VINTERBERG: Lars von Trier came up with the idea. He called me and said, ““Let’s make this commune. Let’s try to make some rules.’’ I was immediately attracted to the project and completely understood the irony of it. Dogme created the atmosphere of playing, like cowboys and Indians. At the same time, you are avoiding the mediocrity of conventional filmmaking. I had been raised to automatically set up lights and use makeup and music, because that’s what you do, and I felt quite trapped by it. It turned out that Lars did as well.
By setting limits we are able to stretch our imagination. When you are not allowed to add music, you make your actors sing. If you have to shoot in a completely dark room and there is no blue light through the curtains, you use a lighter, because that’s what you have in your pocket. It’s a kind of cleansing, like going back to scratch, and it’s a very inspiring game.
It was easy. We asked ourselves what we most hated about film today, and then we drew up a list banning it all. It took half an hour and was a great laugh. Then we called two other Danish filmmakers and asked them to join us.
It’s arrogant in the tone, and it’s arrogant because it looks down on the novel way of filmmaking. It’s arrogant because it defines itself as avant-garde.
I would be proud if it did, because that would mean it had to be big first. It’s a natural evolution to go from avant-garde to mainstream: there’s a reaction, [the reaction] becomes convention, everyone falls asleep and then there’s another new wave.
Because filmmaking there had become very claustrophobic–there were certain ways to do a film and you followed them. If you do that long enough there is going to be a reaction. That’s what happened in Denmark. Cinema there has exploded, with Bille August, Lars von Trier and youngsters like me.

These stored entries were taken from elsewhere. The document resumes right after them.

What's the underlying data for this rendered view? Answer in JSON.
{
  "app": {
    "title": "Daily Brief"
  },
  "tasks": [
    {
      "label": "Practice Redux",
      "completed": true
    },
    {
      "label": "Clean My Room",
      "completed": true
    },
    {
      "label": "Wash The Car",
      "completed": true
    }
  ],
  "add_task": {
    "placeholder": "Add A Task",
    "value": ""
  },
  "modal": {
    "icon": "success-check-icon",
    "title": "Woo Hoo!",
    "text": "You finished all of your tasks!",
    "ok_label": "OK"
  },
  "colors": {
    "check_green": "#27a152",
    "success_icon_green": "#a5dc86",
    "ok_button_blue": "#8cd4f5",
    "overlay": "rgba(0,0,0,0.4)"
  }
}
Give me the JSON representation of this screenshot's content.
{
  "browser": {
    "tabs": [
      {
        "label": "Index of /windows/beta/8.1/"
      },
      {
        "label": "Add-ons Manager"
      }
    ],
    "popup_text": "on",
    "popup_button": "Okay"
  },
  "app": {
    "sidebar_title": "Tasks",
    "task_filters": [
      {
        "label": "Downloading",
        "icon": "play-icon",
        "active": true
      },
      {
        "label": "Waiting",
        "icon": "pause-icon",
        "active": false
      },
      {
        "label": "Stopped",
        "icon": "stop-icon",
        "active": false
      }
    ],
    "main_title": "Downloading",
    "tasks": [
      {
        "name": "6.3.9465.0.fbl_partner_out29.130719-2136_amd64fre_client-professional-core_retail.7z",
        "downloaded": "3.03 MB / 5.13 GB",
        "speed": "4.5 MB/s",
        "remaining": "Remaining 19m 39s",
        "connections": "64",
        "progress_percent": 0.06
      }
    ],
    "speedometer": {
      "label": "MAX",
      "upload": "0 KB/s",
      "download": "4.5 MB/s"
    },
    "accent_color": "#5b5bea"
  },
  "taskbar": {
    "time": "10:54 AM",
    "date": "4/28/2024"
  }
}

There’s the belief that you must do what the audience wants. But really, success has nothing to do with what the audience wants. For example, ““The Celebration’’ is a very narrow film on videotape about child abuse, and in Scandinavia, it’s a blockbuster, right next to ““Titanic.’’ We shouldn’t try to follow the basic ideas of what the audience wants, because we don’t know. The audience doesn’t know.
The strength of American filmmaking is that it’s an industry. European filmmaking is trying to become one, but shouldn’t. If you start to make these Europudding things you’ll just kill it. To be a success, Europe must maintain the individualism and irrationality of its cinema. To compete in American terms is impossible. We shouldn’t even try.
Lars did Dogme #2, ““The Idiots,’’ which was also at Cannes. Dogme #3 is in the editing room, and Dogme #4 will start in London very soon, with a pretty Hollywoodish cast. We now have four Danes, a Swede, an American and a Frenchman in the commune. The goal of Dogme 95 is to expose differences, to see very well-dressed directors undress.
It would be interesting to see Francis Ford Coppola do a Dogme film. Or Scorsese. Lars sent out hundreds of letters last May, humbly inviting all these huge directors to join Dogme. We got no response. Nothing. They must be too busy setting up the lights.